Would you consider manufacturing in China or UK itself?
We will start with a single location. The level of manufacturing to ramp up and location is yet to be determined, but it's probably going to be in the UK or EU initially. However, there are many options to grow the company and deliver on our strategy for global growth and meeting the needs of each local market. We respect India as a single market on its own that has unique needs and also it is building a supply chain. It's only prudent to consider our role in that and support India and its electrification journey with a locally made products but that’s something that we'll consider at some point in the future.

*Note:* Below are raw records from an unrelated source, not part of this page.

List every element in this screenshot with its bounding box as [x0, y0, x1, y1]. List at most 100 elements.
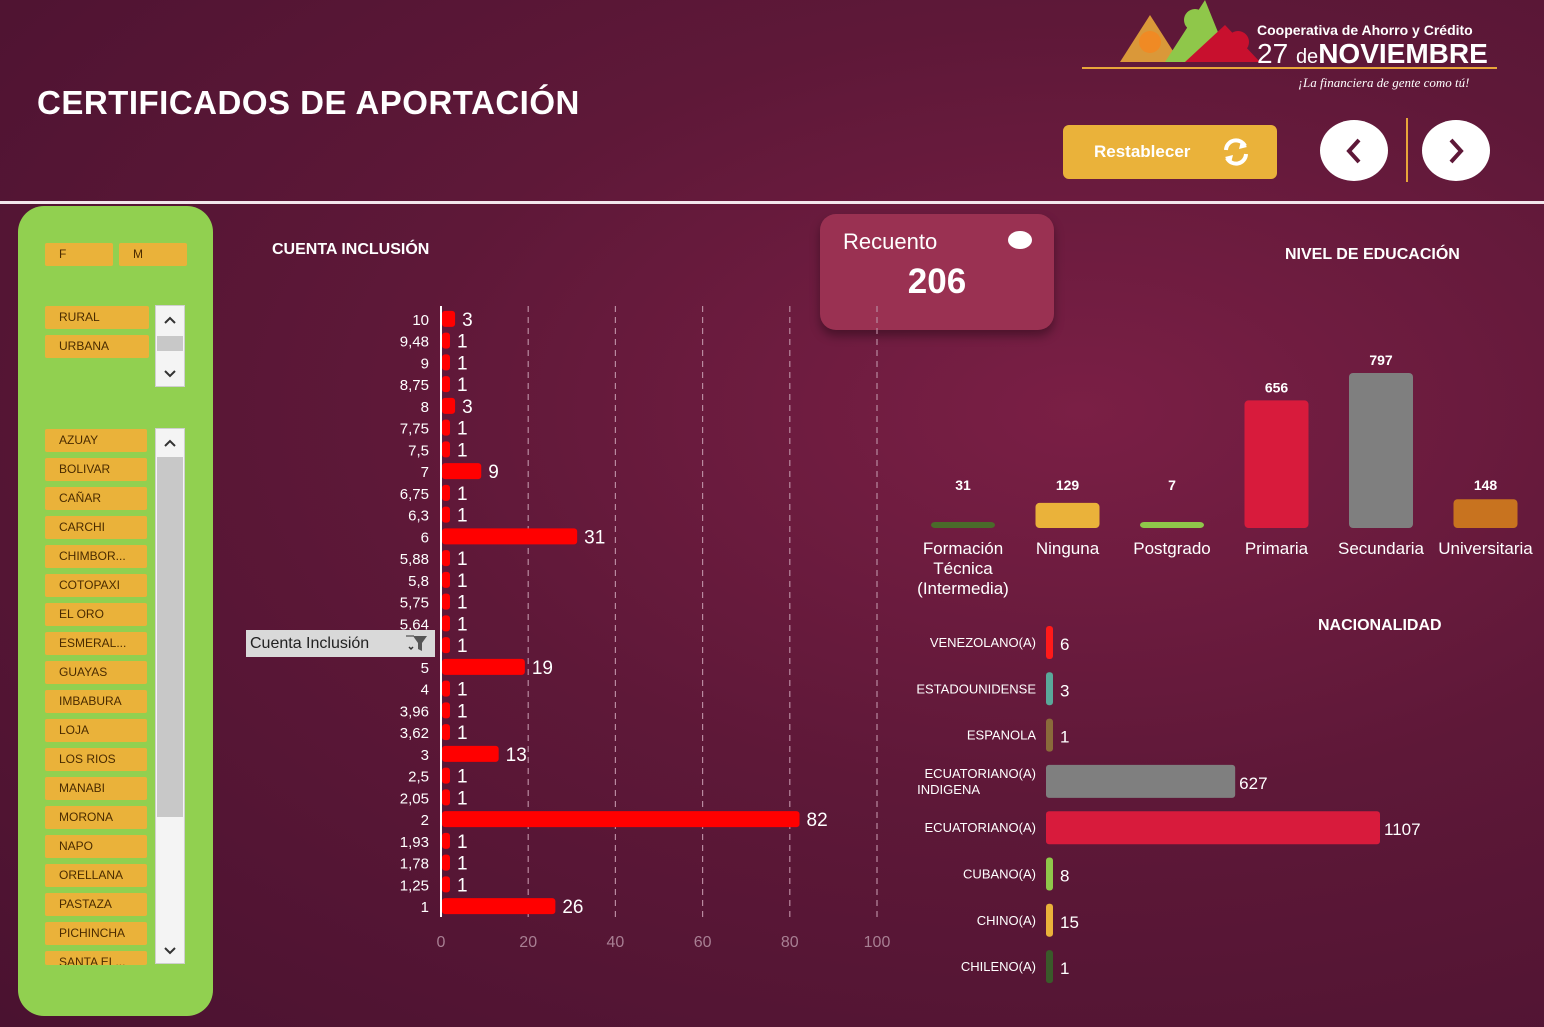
slicer-province-item[interactable]: PICHINCHA	[45, 922, 147, 945]
slicer-province-item[interactable]: SANTA EL...	[45, 951, 147, 965]
slicer-province-item[interactable]: IMBABURA	[45, 690, 147, 713]
bar[interactable]	[442, 419, 450, 436]
bar-value-label: 1	[457, 353, 468, 374]
slicer-province-item[interactable]: CARCHI	[45, 516, 147, 539]
slicer-gender-f[interactable]: F	[45, 243, 113, 266]
y-tick-label: 5,88	[400, 551, 429, 568]
bar[interactable]	[442, 789, 450, 806]
chevron-right-icon	[1449, 138, 1464, 163]
slicer-province-item[interactable]: MORONA	[45, 806, 147, 829]
bar[interactable]	[442, 658, 525, 675]
kpi-value: 206	[907, 262, 967, 301]
slicer-province-item[interactable]: CHIMBOR...	[45, 545, 147, 568]
bar[interactable]	[442, 811, 800, 828]
scroll-down-icon[interactable]	[156, 939, 184, 963]
bar[interactable]	[1046, 811, 1380, 845]
scroll-down-icon[interactable]	[156, 362, 184, 386]
slicer-province-item[interactable]: CAÑAR	[45, 487, 147, 510]
slicer-province-item[interactable]: ESMERAL...	[45, 632, 147, 655]
toggle-icon[interactable]	[1008, 231, 1032, 249]
y-tick-label: 7,75	[400, 421, 429, 438]
bar-value-label: 26	[562, 897, 583, 918]
province-scrollbar[interactable]	[155, 428, 185, 964]
bar[interactable]	[442, 876, 450, 893]
scroll-thumb[interactable]	[157, 336, 183, 351]
bar[interactable]	[1140, 522, 1204, 528]
bar[interactable]	[442, 724, 450, 741]
y-tick-label: ESPANOLA	[967, 728, 1036, 743]
bar[interactable]	[442, 354, 450, 371]
slicer-province-item[interactable]: AZUAY	[45, 429, 147, 452]
bar[interactable]	[1046, 672, 1053, 706]
slicer-province-item[interactable]: GUAYAS	[45, 661, 147, 684]
bar[interactable]	[442, 680, 450, 697]
bar[interactable]	[1046, 764, 1236, 798]
y-tick-label: 1,93	[400, 834, 429, 851]
bar[interactable]	[1046, 718, 1053, 752]
y-tick-label: 6,75	[400, 486, 429, 503]
slicer-panel: F M RURAL URBANA AZUAY BOLIVAR CAÑAR CARCHI…	[18, 206, 213, 1016]
slicer-zone-urbana[interactable]: URBANA	[45, 335, 149, 358]
slicer-province-item[interactable]: PASTAZA	[45, 893, 147, 916]
bar[interactable]	[442, 484, 450, 501]
bar[interactable]	[442, 528, 578, 545]
bar[interactable]	[1046, 857, 1053, 891]
bar[interactable]	[442, 637, 450, 654]
bar[interactable]	[442, 898, 556, 915]
bar[interactable]	[442, 506, 450, 523]
slicer-province-item[interactable]: LOS RIOS	[45, 748, 147, 771]
scroll-up-icon[interactable]	[156, 308, 184, 332]
bar[interactable]	[1453, 499, 1518, 528]
bar[interactable]	[442, 832, 450, 849]
y-tick-label: 3,62	[400, 725, 429, 742]
slicer-gender-m[interactable]: M	[119, 243, 187, 266]
bar[interactable]	[1244, 400, 1309, 528]
bar[interactable]	[1046, 950, 1053, 984]
slicer-province-item[interactable]: NAPO	[45, 835, 147, 858]
bar[interactable]	[442, 745, 499, 762]
bar[interactable]	[442, 310, 456, 327]
scroll-thumb[interactable]	[157, 457, 183, 817]
slicer-province-item[interactable]: BOLIVAR	[45, 458, 147, 481]
bar[interactable]	[1035, 502, 1100, 528]
bar[interactable]	[442, 441, 450, 458]
bar[interactable]	[1046, 903, 1053, 937]
bar[interactable]	[1349, 373, 1413, 528]
education-chart: 31 Formación Técnica (Intermedia) 129 Ninguna…	[917, 352, 1533, 598]
previous-page-button[interactable]	[1320, 120, 1388, 181]
org-number: 27	[1257, 38, 1289, 69]
x-tick-label: Ninguna	[1036, 539, 1100, 558]
bar[interactable]	[1046, 626, 1053, 659]
slicer-province-item[interactable]: MANABI	[45, 777, 147, 800]
bar[interactable]	[442, 463, 482, 480]
y-tick-label: 3,96	[400, 703, 429, 720]
slicer-province-item[interactable]: LOJA	[45, 719, 147, 742]
bar[interactable]	[931, 521, 995, 528]
bar-value-label: 148	[1474, 477, 1498, 493]
slicer-zone-rural[interactable]: RURAL	[45, 306, 149, 329]
bar[interactable]	[442, 854, 450, 871]
nationality-chart: VENEZOLANO(A) 6 ESTADOUNIDENSE 3 ESPANOLA 1 EC…	[916, 626, 1420, 984]
bar[interactable]	[442, 571, 450, 588]
bar[interactable]	[442, 550, 450, 567]
bar[interactable]	[442, 615, 450, 632]
funnel-icon[interactable]	[405, 634, 429, 654]
logo-mark	[1120, 0, 1260, 62]
bar-value-label: 627	[1239, 774, 1267, 793]
zone-scrollbar[interactable]	[155, 305, 185, 387]
bar-value-label: 1	[457, 701, 468, 722]
scroll-up-icon[interactable]	[156, 431, 184, 455]
bar[interactable]	[442, 702, 450, 719]
reset-button[interactable]: Restablecer	[1063, 125, 1277, 179]
slicer-province-item[interactable]: COTOPAXI	[45, 574, 147, 597]
bar-value-label: 7	[1168, 477, 1176, 493]
bar[interactable]	[442, 767, 450, 784]
bar[interactable]	[442, 332, 450, 349]
bar[interactable]	[442, 397, 456, 414]
filter-chip[interactable]: Cuenta Inclusión	[246, 630, 435, 657]
bar[interactable]	[442, 376, 450, 393]
next-page-button[interactable]	[1422, 120, 1490, 181]
slicer-province-item[interactable]: ORELLANA	[45, 864, 147, 887]
bar[interactable]	[442, 593, 450, 610]
slicer-province-item[interactable]: EL ORO	[45, 603, 147, 626]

What if the charger gets stolen?
The device itself is essentially a dumb one. It has a SIM card in it, but it can only be operated through a mobile app. It can't operate unless you have the authentication on the phone to be able to do that. When you plug it into the vehicle, the charger is locked, so you can't actually disconnect it. It's locked between the two, so you know you've got a physical tether. But more importantly, there's several steps via the app. The Go has a motion sensor and an alarm.
It will notify you on the phone, but it will also go off if somebody moves it. In addition, there is geo-fence option on the app that enables one to disable it remotely. Only when it is fully disabled can one re-enable it. It also has a tracker that one can see real-time on the map. If it gets stolen, it can be tracked and recovered. Finally, it also has a secondary mechanical tether that the side grab handles. This allows you to tether it to a physical object such as wheel or a pole, etc. We don't think it's necessary because it's going to be tethered with the cable and it has all of the other features we've talked about. But if people want extra precaution, then they have can use the side handle as the tether Point, which is a structural part of the unit and therefore can't be broken or snapped off.